Just like Blair, Boris is also spending too much. The covid crisis provides some cover for him to do this, but judging from his 2019 general election campaign pitch, he was planning on spending big anyhow. Could the effect of this overspending on the country’s finances in the long-term soon become the Tories’ Achilles heel? And could Boris's Brexit deal come back to bite? As with Blair's decision on Iraq, Boris managed to unite much of the political opposition behind him, but as problems emerge, this consensus could easily melt away.
Even if this does happen though, it does not mean that the Prime Minister will be the one who pays the price. Many of the downsides to Boris’ short-term solutions to problems will not be felt for many years. In other words, Johnson could leave office several years from now, stepping down of his own volition after having won several general elections in a row, with all of the negative effects of his policies only just beginning to be accepted as bad by the electorate.

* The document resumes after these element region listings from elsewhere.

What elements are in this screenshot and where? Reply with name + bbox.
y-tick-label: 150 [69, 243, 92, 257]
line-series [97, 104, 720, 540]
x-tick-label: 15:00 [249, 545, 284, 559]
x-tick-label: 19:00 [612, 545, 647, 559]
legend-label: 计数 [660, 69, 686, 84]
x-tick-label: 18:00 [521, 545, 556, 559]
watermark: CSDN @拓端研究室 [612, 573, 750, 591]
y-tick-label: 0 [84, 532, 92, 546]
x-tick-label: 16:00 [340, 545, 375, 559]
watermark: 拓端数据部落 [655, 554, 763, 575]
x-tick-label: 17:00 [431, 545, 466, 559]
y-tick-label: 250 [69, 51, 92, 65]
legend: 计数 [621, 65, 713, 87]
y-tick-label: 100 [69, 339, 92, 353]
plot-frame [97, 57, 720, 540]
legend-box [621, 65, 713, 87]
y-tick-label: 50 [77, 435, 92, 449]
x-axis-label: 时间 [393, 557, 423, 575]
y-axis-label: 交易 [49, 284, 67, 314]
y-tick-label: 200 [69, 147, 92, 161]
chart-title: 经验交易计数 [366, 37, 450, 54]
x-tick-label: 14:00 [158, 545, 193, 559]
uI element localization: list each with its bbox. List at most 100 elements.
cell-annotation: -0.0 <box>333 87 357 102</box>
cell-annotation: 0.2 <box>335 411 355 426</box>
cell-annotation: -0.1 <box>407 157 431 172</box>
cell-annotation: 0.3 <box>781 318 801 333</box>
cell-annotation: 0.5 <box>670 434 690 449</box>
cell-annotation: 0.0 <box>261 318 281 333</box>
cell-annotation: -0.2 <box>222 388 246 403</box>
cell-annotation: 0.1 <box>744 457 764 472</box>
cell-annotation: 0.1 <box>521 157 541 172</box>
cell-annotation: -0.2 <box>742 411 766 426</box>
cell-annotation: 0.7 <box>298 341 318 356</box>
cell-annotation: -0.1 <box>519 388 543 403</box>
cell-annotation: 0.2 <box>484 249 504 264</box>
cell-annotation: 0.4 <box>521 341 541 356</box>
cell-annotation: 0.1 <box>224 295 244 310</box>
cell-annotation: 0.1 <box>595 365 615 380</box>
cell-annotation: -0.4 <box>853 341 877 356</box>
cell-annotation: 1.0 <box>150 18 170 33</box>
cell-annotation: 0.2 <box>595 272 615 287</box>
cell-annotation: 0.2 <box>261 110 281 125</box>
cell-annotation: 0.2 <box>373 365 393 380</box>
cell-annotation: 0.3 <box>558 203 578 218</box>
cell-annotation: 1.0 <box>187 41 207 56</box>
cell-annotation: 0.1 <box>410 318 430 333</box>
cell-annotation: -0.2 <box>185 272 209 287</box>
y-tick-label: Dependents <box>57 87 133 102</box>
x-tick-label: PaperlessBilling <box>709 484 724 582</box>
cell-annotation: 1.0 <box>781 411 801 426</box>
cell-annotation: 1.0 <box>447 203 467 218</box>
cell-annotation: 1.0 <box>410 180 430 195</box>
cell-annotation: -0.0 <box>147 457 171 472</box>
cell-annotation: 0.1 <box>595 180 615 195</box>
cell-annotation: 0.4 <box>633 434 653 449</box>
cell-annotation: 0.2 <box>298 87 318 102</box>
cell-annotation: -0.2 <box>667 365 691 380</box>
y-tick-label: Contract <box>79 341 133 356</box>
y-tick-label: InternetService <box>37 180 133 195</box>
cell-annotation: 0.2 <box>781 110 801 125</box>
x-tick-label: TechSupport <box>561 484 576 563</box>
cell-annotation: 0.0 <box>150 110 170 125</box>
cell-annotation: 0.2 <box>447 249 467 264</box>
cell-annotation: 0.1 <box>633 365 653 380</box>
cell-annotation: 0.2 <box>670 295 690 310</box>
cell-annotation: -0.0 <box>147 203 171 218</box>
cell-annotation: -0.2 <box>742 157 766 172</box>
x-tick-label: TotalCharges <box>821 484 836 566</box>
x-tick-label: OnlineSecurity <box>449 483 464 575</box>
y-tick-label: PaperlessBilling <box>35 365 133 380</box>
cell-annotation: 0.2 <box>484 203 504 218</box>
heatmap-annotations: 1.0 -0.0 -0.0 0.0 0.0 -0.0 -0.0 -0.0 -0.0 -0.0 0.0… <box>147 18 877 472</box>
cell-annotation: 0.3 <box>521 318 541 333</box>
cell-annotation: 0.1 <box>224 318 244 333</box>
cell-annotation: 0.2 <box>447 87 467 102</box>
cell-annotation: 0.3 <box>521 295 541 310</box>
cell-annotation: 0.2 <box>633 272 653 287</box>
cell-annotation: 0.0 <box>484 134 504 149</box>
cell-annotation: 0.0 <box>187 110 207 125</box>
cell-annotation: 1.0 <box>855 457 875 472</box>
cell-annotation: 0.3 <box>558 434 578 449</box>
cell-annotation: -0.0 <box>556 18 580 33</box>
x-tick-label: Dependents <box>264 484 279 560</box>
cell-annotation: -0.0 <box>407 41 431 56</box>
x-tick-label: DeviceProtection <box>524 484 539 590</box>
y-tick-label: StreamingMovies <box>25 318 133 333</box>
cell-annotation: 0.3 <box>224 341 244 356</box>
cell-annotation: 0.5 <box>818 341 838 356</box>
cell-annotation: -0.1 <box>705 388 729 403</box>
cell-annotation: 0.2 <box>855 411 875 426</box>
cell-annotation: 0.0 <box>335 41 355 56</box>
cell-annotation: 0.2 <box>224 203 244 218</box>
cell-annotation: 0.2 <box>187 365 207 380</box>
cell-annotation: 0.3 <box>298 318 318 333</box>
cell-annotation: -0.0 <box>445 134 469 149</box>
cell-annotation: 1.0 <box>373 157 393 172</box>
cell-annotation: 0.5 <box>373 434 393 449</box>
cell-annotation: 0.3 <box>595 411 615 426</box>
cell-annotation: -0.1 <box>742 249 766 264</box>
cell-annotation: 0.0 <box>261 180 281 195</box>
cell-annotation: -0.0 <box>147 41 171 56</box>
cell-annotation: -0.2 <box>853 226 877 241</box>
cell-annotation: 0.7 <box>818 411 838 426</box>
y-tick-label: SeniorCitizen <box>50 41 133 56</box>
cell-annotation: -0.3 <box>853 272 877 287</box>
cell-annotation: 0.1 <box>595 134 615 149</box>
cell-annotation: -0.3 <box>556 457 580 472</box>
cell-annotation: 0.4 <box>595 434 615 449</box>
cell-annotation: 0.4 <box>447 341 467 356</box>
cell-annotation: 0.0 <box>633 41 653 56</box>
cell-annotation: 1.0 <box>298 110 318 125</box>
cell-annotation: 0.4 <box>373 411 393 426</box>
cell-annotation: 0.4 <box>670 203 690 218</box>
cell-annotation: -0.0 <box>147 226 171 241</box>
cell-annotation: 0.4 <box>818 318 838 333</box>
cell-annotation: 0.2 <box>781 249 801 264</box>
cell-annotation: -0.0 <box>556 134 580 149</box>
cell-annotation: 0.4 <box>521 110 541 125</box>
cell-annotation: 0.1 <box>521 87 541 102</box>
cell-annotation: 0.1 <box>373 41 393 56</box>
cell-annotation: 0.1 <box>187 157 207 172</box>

In doing so, he would follow in the footsteps of Blair: a man who stepped down at the height of his power but one who is all too likely to be heckled if he walks down the street.
So if Boris is like Blair what does this mean for Starmer? The current Labour leader is often compared to Ed Miliband but there is a better, much more fitting parallel: William Hague. Both have many things going for them, not least that they pass the ‘Can you imagine them in front of Number 10 as prime minster?’ test.
But unfortunately perhaps for Starmer, as with Hague, he became leader of his party at a time when it was at too low a point to be immediately rescued. Worse than that, Hague – as with Starmer – was put up against someone who had blocked out too much centre ground territory for the leader of the opposition to gain any foothold with the public. In other words, like Hague, Starmer’s leadership might have been doomed from the start.
Perhaps Starmer will get lucky and some of the problems Boris has stored up will come home to roost a lot sooner than the Prime Minister has banked on. It feels like Labour’s strategy for winning the next election is to wait for the Conservative party to mess up in some wildly public fashion. But while this might pay off, what this boils down to is this: the Labour party cannot win on its own terms. The Conservative party has to lose in order for Labour to win by default. On current evidence, that looks increasingly less likely, at least by the time of the next election in 2024. For now, at least, the money is on Boris winning bit again at the next election.